I decided to break it in with strain score I could be proud of:)
I upgraded to the Whoop 3.0, and for a week or so everything seemed much better. Then at 11:44PM on June 21st, the strap stopped updating to the servers. The device is connected to my phone, but “data available through Jun 21 11:44PM” and a grayed out “Data Catching Up” is all I see–no recoveries since Thursday. The battery was lasting ~4 days, now back to barely a full 24 hours. Depletes my iphone batter too. Constantly oscillating between connected and not connected to the phone. Weird flashing white lights from the unit from time to time. I just saw a bunch of other weird stuff people are experiencing on the Reddit forums.
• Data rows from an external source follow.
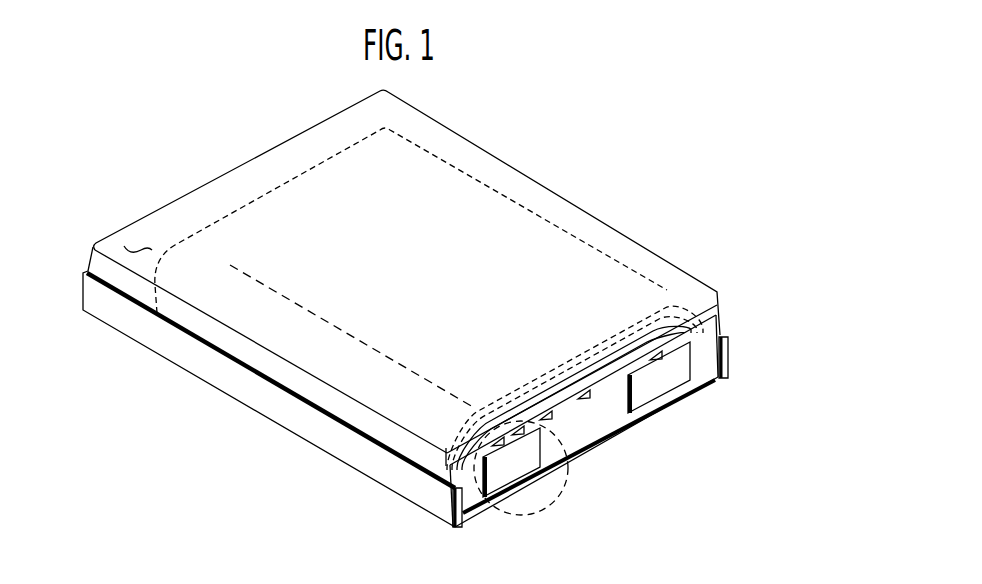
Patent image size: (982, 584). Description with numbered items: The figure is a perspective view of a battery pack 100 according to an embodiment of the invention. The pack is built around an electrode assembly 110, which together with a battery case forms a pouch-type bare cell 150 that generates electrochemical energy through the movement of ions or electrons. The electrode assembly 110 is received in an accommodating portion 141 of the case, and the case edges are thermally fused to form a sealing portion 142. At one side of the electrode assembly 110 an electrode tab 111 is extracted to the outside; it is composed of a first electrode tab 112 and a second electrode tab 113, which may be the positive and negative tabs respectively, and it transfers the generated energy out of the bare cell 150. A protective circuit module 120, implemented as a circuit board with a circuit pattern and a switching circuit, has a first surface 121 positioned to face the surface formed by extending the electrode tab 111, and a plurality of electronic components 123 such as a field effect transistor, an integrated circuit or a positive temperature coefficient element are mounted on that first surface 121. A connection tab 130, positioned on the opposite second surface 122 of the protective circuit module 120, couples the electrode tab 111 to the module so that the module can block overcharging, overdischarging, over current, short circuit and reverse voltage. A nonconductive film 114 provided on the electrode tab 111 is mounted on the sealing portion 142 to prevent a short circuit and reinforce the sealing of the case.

The battery pack 100 is at (103, 105).
The electrode assembly 110 is at (530, 230).
The electrode tab 111 is at (676, 486).
The first electrode tab 112 is at (543, 443).
The second electrode tab 113 is at (637, 413).
The film 114 is at (537, 477).
The protective circuit module 120 is at (724, 318).
The first surface 121 is at (693, 307).
The second surface 122 is at (703, 357).
The electronic components 123 is at (658, 313).
The connection tab 130 is at (460, 490).
The accommodating portion 141 is at (140, 243).
The sealing portion 142 is at (475, 520).
The bare cell 150 is at (103, 324).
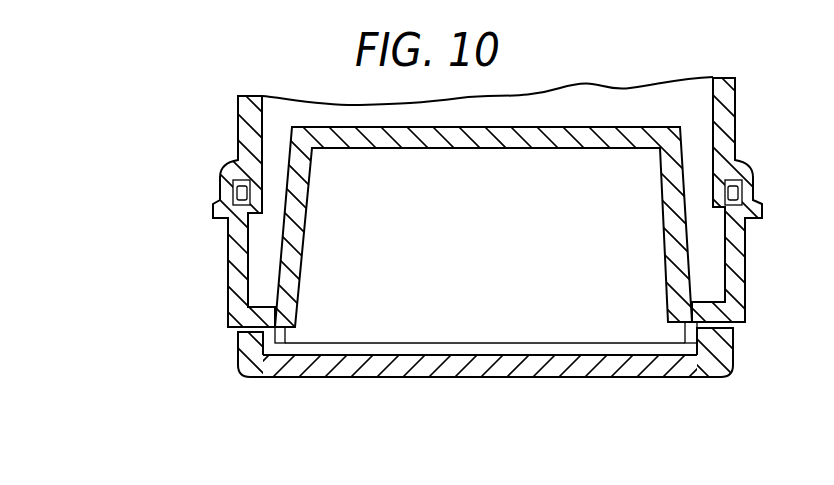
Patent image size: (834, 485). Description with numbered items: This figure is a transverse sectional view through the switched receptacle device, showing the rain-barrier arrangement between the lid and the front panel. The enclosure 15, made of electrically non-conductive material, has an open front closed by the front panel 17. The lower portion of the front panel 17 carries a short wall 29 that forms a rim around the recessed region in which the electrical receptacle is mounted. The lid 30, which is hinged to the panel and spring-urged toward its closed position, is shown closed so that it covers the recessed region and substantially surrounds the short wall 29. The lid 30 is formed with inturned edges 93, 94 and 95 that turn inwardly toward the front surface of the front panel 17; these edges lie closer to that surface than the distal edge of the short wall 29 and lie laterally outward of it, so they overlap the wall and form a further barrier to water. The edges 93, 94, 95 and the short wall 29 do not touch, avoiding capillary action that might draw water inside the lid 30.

The enclosure 15 is at (737, 120).
The front panel 17 is at (227, 240).
The short wall 29 is at (688, 346).
The lid 30 is at (408, 378).
The edge 93 is at (238, 347).
The edge 94 is at (672, 297).
The edge 95 is at (734, 343).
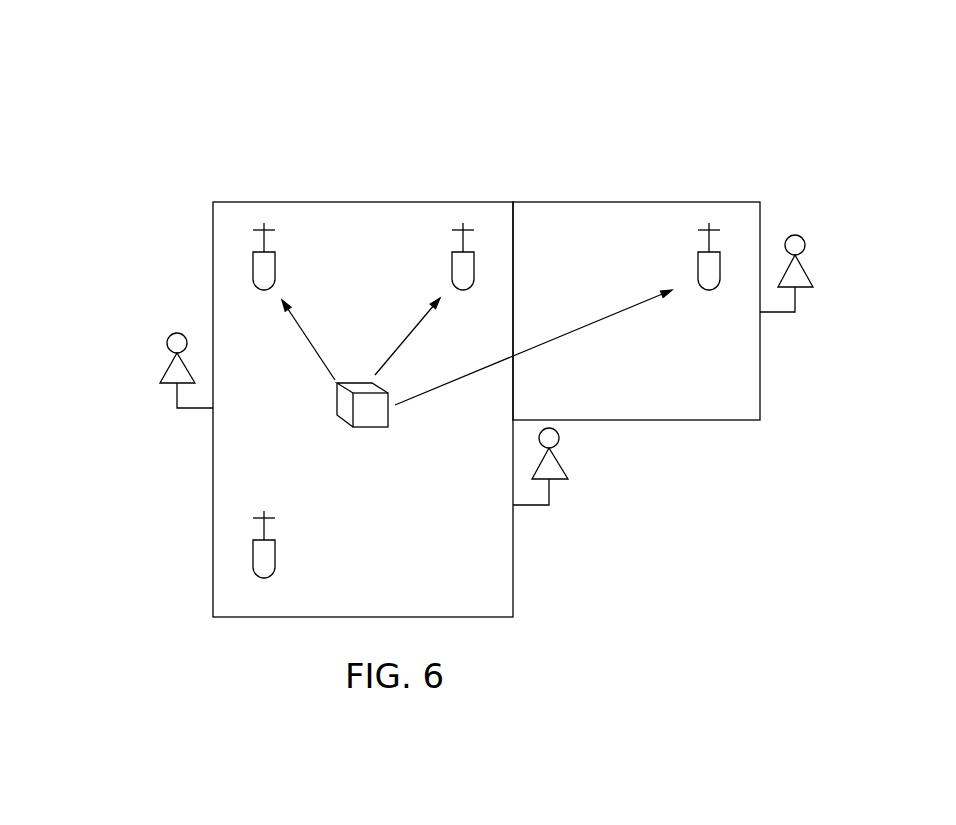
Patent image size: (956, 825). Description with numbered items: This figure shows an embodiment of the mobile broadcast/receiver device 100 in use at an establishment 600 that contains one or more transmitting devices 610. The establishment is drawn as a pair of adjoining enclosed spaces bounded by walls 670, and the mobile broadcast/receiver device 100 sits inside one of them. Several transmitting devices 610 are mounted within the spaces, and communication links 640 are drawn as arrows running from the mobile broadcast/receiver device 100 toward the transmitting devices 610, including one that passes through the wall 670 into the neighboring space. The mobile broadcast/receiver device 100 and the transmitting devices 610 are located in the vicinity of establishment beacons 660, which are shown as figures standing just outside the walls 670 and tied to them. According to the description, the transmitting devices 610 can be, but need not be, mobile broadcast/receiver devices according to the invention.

The environment with multiple rooms 600 is at (200, 88).
The transmitting device 610 is at (264, 222).
The wireless signal / communication link 640 is at (538, 343).
The establishment beacon 660 is at (157, 370).
The room / wall 670 is at (517, 578).
The mobile broadcast/receiver device 100 is at (368, 428).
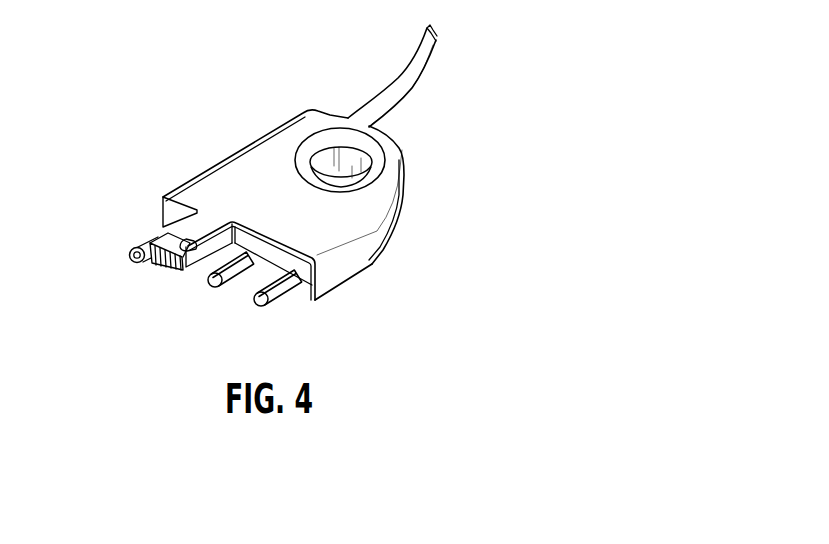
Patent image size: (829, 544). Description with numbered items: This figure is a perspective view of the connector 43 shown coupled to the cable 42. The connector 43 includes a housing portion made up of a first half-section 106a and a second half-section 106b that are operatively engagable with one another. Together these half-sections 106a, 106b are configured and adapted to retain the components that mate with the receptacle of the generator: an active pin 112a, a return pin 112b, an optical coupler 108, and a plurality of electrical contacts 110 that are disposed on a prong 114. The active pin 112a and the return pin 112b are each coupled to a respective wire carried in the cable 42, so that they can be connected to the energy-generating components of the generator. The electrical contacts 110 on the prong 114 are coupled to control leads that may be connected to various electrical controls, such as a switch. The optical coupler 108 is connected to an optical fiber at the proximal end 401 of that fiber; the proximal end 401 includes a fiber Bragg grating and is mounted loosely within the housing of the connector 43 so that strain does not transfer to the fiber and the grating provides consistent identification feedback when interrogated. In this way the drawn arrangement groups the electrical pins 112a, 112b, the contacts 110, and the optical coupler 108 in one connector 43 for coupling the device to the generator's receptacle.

The cable 42 is at (398, 78).
The connector 43 is at (234, 131).
The first half-section 106a is at (360, 267).
The second half-section 106b is at (378, 233).
The optical coupler 108 is at (137, 247).
The electrical contacts 110 is at (153, 260).
The active pin 112a is at (208, 282).
The return pin 112b is at (260, 304).
The prong 114 is at (143, 242).
The proximal end of the optical fiber 401 is at (129, 255).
Worst part is that customer service is completely non-responsive. I have multiple emails and voicemails with no return correspondence besides an auto generated one. No idea if this thing is still capturing data that will one day sync and hopefully have some utility, but I can tell you I will very quickly jump ship once a more reputable company like Apple or Garmin comes up with a comparable alternative.
If you have the 2.0 and it is currently working, stick with it. If you’ve recently switched to the 3.0, I wish you better luck than I am having…
If these things just had a simple watch face on I’d be buying one!
I too have problems with the 3.0 whoop losing Bluetooth connection with my phone. At this point, I prefer the reliability of the 2.0 strap.
Well, I’m hoping that the 3.0 has better HR tracking because my 2.0 just completely whiffs on any VO2max workouts. Just completely misses the efforts, even though they are extended rather than microbursts.
I even had the strap tightened down pretty tight today. Bummer.
fwiw I don’t usually dual record, but did in Feb during a vo2 block with latest Apple Watch and saw great HR recording during Spanish Needle, Whiteface, Thimble, Taylor, Freel, Brasted, and Bashful. The first gen watch HR was ok at best, and this latest gen (4th or 5th?) has been surprisingly really good at HR.
Keep watching this thread because I’d like to give Whoop a try, but not ok with monthly subscription unless it was really low (like $4-5/month low).
Just my n of 1 observation but my whoop 3.0 seems to track my v02 intervals pretty well matching my hr strap.
So a different question on Whoop/whoop-like-devices
At what point would you guys recommend a whoop or whoop-like-device to someone?
How much training or what level of racing do you reckon should someone be that they could use it to the full potential?
I know it might not be an easy answer to it, but I am just curious what the users think.
I am interested in the concept, but think for the amount of training I do/the commitment I have at the moment, that it’s an expensive nice-to-have instead of a added value must-have.
I’d say somewhere around the 7-10 a week hour mark.
I’m still on 2.0 but overall I’ve found it to work very well.
For me the main benefit of Whoop is tracking sleep and recovery. It’s given me much more insight into this and I’ve been able to make some meaningful changes based on the findings.
It’s also very helpful during travel to track changes in recovery and sleep when traveling. Factor in traveling to locales at different altitudes and it gets really interesting seeing how your body responds and try impact things have on your HRV.
I am actually surprised at the 7 hours, just to be clear is this 7-10 hours on the trainer or training in general including long days on the bike outdoors and/or strength training?
Are these changes so that you would sleep better or are the most meaningful changes ones you made to your training intensity?
7 hours on the bike. I don’t have enough experience on the lifting front to know how it factors in, but I’d guess that it’s probably closer to 10 hours of total activity all in before you’d really start to benefit from the information beyond the placebo effect.